Page from the Mainz Psalter showing early color printing

page from the mainz psalter, 1457. source: wikimedia commons

The First Color Print

On this day in 1457 — The first known color printing was produced, using a psalter in Mainz, Germany.

2 min read

On August 14, 1457, the Mainz Psalter was completed -- the first book printed with multiple colors. Johann Fust and Peter Schoffer used movable type with colored inks applied to specific letters. Red and blue initials stood out against black text, creating visual hierarchy that guided the eye. This was not hand-illumination. It was mechanical reproduction in color. Every copy identical. The Mainz Psalter proved the printing press could design for visual impact.

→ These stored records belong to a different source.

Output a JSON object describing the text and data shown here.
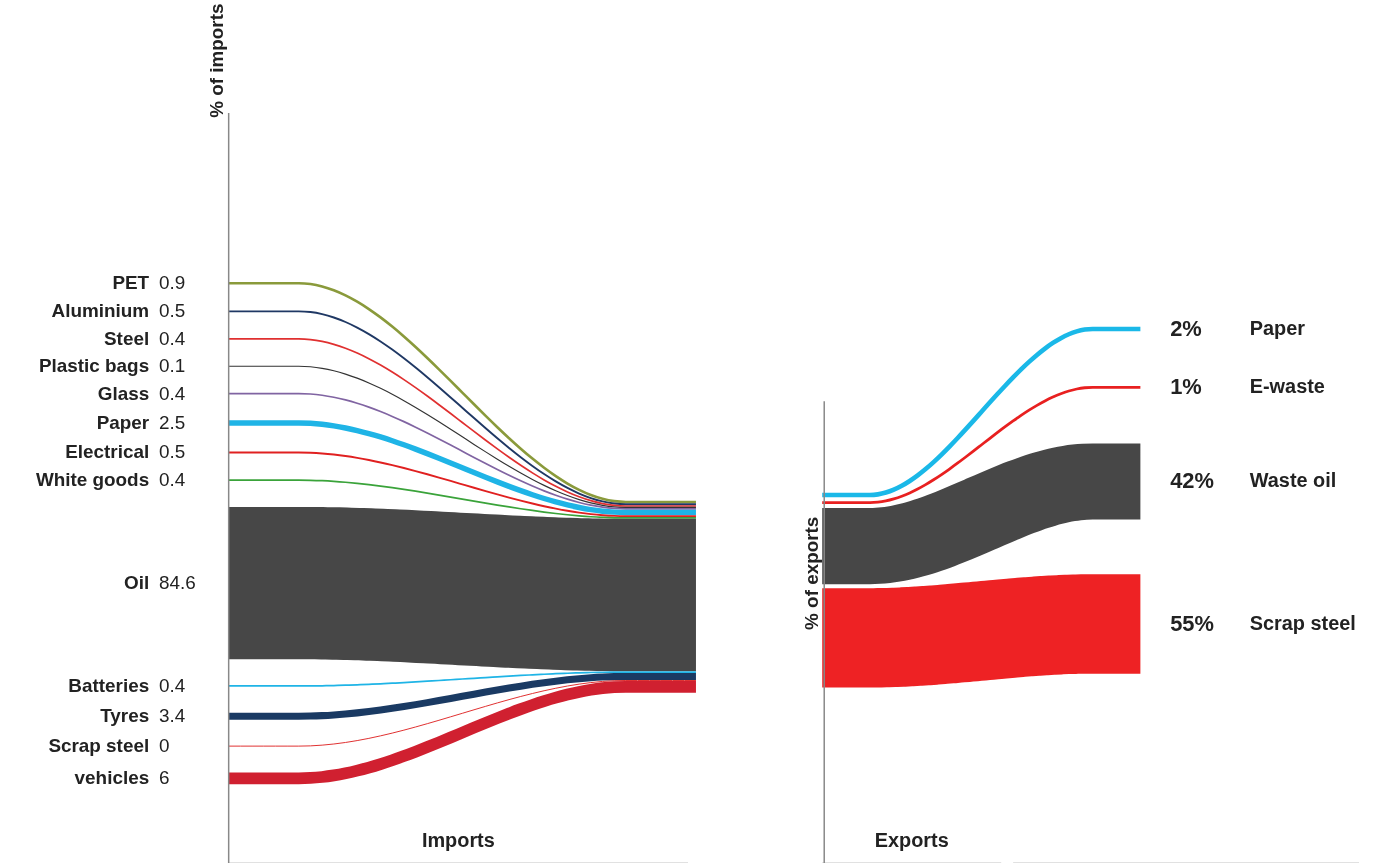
{
  "chart_data": [
    {
      "type": "other",
      "ylabel": "% of imports",
      "xlabel": "Imports",
      "data_labels": true,
      "categories": [
        "PET",
        "Aluminium",
        "Steel",
        "Plastic bags",
        "Glass",
        "Paper",
        "Electrical",
        "White goods",
        "Oil",
        "Batteries",
        "Tyres",
        "Scrap steel",
        "vehicles"
      ],
      "values": [
        0.9,
        0.5,
        0.4,
        0.1,
        0.4,
        2.5,
        0.5,
        0.4,
        84.6,
        0.4,
        3.4,
        0,
        6
      ],
      "colors": [
        "#8a9a3b",
        "#1f3864",
        "#e03030",
        "#333333",
        "#8064a2",
        "#1fb4e6",
        "#e02020",
        "#3aa33a",
        "#474747",
        "#1fb4e6",
        "#1a3a63",
        "#e03030",
        "#d02030"
      ]
    },
    {
      "type": "other",
      "ylabel": "% of exports",
      "xlabel": "Exports",
      "categories": [
        "Paper",
        "E-waste",
        "Waste oil",
        "Scrap steel"
      ],
      "values": [
        2,
        1,
        42,
        55
      ],
      "value_labels": [
        "2%",
        "1%",
        "42%",
        "55%"
      ],
      "colors": [
        "#1ab8e8",
        "#e82020",
        "#474747",
        "#ee2224"
      ]
    }
  ]
}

Gutenberg had introduced movable type just two years earlier with his 42-line Bible, but using only black ink. Fust and Schoffer, who had worked with Gutenberg before a bitter legal dispute ended their partnership, pushed further. They developed a method to print multiple colors in a single pass by inking specific sections differently. Registration had to be perfect. If it was off, colors would blur. That it worked at all was an achievement.

The Psalter was a luxury object, only a few dozen copies printed. But its significance was the proof of concept. Color printing was possible. Information could be layered visually. The red initials were not decoration -- they were navigational, telling the reader where to start, where to pause.

Page from the Mainz Psalter printed by Johann Fust and Peter Schoffer in 1457

a page from the mainz psalter (1457), the first book printed with multiple colors using mechanical movable type, produced by johann fust and peter schoffer. source: wikimedia commons

Color printing evolved slowly. For centuries, most printed material stayed black and white. It took until the 19th century for multi-color printing to become practical at scale. By the 20th century, color was everywhere.

The Mainz Psalter sits in libraries now, fragile and rare. But the principle endures. Color is information. It creates hierarchy, directs attention, conveys emotion. Every website, every app uses color to guide the user, just as Fust and Schoffer used red and blue to guide the reader. Design is not just what something looks like. It is how it works. In 1457, color became part of how printed pages worked.